Frail hope raised Kheda's blind head when he felt the grating of shingle beneath the trireme's hull.

'Over the side with him.' The shipmaster sounded bored.

'What, like this?' Hands grabbed his feet and arms, swinging him back and then out, as if to toss him bodily into the sea. Kheda's instinctive, futile struggles prompted laughter all around until the frantic heartbeat drumming in his ears drowned it out.

'Let's have him.' Even when they'd had their fun with him, Kheda's fear was slow to fade. He was passed from hand to hand like a bale of cloth, fleeting moments ;tween one grip and the next when all he could feel was the empty air between himself and the sea below.

'Get those chains off,' someone ordered with cheerful confidence. 'We're not carrying him.'

Hauled upright, Kheda reeled, dizzy. As the shackles around his feet fell away, he stumbled to steady himself.

'Walk forward.' the confident voice commanded, a directing hand firm on his shoulder.

Very well, since you insist. So far, so good. They haven't killed you out of hand.

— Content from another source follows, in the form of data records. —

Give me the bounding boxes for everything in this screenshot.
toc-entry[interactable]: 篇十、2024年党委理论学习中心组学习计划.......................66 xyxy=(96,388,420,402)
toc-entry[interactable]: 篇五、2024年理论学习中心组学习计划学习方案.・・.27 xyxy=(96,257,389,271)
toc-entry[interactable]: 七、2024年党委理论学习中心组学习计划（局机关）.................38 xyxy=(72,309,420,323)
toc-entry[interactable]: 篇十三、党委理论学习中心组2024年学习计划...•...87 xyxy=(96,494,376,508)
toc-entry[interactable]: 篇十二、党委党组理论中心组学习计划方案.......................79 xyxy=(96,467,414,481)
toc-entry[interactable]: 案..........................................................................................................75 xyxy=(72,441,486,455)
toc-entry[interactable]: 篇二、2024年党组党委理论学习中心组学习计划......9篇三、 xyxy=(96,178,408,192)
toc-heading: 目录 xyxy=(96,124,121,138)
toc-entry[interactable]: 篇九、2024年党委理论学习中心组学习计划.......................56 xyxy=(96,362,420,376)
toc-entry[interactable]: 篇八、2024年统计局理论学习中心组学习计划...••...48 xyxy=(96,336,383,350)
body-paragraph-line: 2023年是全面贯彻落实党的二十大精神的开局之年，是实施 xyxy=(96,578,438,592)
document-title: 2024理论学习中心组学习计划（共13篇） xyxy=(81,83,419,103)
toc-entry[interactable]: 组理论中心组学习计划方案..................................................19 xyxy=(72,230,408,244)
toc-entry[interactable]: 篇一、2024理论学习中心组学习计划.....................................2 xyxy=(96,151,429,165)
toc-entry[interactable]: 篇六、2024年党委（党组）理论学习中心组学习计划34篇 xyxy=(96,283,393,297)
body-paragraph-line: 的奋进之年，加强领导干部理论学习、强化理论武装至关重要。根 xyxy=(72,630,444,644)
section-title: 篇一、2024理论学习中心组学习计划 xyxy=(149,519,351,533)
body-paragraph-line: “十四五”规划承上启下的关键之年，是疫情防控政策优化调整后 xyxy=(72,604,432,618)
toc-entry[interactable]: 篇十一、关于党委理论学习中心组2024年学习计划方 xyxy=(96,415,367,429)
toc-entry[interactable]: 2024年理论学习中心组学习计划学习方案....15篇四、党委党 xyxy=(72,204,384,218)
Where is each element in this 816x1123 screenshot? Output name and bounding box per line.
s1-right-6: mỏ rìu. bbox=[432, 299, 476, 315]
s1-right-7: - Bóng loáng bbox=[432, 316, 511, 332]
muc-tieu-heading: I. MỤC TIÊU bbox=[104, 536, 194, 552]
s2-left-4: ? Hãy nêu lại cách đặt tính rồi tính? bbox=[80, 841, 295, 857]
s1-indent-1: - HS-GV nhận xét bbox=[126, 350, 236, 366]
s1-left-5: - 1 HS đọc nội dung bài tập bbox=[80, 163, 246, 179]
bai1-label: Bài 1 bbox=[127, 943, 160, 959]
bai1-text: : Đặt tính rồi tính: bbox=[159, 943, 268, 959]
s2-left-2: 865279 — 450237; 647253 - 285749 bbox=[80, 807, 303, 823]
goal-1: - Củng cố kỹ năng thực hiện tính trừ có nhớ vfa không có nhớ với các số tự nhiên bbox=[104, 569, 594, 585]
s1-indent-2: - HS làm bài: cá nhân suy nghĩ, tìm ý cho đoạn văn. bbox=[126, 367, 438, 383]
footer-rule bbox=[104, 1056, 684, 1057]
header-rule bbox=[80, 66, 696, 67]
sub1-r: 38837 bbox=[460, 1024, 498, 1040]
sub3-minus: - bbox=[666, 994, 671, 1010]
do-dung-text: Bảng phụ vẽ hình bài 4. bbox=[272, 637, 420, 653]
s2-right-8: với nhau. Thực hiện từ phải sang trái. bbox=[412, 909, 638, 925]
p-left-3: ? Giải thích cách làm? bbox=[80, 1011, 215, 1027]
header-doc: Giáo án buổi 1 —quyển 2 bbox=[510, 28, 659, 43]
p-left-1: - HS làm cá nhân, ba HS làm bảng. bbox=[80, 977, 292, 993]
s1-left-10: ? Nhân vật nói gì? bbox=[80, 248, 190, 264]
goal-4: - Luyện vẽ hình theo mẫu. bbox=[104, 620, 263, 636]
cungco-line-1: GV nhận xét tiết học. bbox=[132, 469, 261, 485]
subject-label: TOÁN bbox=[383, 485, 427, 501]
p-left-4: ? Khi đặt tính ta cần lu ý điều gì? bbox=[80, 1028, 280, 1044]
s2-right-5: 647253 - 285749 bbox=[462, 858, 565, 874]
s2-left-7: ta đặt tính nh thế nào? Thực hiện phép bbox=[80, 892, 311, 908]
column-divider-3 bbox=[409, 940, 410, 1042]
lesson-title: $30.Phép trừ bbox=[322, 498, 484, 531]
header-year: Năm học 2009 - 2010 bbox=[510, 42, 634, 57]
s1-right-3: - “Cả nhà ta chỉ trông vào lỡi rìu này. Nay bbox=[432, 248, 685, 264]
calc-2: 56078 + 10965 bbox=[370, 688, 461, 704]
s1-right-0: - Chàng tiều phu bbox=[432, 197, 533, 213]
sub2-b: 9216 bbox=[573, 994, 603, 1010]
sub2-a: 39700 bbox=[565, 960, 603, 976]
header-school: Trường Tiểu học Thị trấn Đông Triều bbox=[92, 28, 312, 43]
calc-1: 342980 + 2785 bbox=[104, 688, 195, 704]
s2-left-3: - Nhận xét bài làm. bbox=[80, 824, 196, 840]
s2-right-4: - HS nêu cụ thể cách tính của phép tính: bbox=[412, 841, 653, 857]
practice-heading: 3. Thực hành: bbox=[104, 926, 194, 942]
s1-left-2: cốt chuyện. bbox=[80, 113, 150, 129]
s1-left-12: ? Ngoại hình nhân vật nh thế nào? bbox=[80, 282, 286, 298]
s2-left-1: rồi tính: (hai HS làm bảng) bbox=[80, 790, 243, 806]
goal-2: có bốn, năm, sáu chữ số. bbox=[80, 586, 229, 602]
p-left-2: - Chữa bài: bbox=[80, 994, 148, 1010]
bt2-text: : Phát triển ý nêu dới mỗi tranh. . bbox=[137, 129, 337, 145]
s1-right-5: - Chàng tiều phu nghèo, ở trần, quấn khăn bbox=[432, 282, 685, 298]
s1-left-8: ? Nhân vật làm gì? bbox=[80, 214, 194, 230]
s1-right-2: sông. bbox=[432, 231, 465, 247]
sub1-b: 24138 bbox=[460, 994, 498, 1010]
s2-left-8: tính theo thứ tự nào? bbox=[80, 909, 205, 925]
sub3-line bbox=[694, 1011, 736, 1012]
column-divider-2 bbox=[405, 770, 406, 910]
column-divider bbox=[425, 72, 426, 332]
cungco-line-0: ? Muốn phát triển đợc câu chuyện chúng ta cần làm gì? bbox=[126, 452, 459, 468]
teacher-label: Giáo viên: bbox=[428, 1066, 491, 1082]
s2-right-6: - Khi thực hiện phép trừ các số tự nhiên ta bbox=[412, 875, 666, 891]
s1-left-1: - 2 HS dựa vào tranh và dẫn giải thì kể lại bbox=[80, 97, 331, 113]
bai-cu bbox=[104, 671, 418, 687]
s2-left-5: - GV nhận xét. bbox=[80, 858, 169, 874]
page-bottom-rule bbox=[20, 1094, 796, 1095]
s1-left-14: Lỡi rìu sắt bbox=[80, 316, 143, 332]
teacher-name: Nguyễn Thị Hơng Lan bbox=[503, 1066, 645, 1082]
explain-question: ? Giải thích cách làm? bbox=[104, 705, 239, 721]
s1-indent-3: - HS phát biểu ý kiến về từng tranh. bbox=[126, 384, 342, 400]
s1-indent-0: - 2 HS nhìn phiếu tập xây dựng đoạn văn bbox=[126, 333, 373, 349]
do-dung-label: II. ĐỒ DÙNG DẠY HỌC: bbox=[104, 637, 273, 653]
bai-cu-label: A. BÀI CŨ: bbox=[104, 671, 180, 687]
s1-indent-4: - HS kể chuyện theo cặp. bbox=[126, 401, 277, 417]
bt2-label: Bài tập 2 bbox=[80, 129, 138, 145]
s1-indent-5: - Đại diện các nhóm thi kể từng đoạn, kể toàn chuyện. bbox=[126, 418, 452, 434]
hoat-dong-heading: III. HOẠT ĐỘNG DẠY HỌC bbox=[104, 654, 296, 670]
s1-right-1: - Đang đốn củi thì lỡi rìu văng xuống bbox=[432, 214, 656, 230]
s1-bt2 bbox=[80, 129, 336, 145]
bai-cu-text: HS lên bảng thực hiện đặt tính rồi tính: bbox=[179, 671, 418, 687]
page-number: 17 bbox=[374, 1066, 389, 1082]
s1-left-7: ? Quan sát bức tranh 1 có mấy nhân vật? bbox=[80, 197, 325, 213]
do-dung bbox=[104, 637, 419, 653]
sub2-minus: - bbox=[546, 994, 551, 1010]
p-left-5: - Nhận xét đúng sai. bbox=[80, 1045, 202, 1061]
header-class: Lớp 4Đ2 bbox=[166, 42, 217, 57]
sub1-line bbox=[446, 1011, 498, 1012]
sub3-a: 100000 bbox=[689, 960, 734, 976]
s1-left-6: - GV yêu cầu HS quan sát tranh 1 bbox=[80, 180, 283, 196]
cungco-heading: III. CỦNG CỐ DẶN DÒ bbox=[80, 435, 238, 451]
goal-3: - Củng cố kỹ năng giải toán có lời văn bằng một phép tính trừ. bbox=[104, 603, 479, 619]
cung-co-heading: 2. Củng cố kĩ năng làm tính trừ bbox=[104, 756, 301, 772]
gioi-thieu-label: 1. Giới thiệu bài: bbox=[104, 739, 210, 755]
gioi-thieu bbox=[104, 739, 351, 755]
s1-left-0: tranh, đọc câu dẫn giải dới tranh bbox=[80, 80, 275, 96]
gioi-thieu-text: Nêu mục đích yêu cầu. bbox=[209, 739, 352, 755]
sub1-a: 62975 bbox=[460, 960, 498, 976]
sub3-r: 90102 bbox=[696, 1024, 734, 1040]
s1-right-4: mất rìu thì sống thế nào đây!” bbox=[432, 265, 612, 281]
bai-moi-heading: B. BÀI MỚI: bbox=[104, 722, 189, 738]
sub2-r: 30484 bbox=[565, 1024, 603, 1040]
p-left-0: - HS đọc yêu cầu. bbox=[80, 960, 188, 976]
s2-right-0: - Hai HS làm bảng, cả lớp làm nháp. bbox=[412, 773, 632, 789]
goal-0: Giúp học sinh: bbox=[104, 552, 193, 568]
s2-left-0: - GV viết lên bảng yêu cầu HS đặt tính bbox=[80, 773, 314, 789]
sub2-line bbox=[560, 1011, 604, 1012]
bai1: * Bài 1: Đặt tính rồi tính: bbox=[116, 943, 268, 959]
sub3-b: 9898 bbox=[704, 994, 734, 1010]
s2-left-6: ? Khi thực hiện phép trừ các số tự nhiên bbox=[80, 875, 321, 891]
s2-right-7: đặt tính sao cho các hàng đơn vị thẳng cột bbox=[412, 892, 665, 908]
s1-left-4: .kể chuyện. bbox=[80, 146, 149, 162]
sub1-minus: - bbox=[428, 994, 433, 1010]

Kheda felt for the ground with hesitant toes, as slowly as he could without prompting retribution. The shingly sand of the beach soon gave way to the hard damp earth of a well-worn path and Kheda felt the land rising under his feet.

Are they taking you to Shek Kul's compound?

'This way' The hand turned him abruptly. The screech of a pebble caught beneath a door and grating on a stone threshold send an involuntary shiver down Kheda's spine. Then the heavy slam of the gate behind him crushed hope like a flower beneath a heedless foot. Inside the hollow square of the fortress on the beach, big stones had been brought up from the shore to cobble the ground and Kheda stumbled, stubbing his toe and ripping the edge of a nail. He bit down on the cloth inside his mouth, against this pain and worse, his bitter disappointment.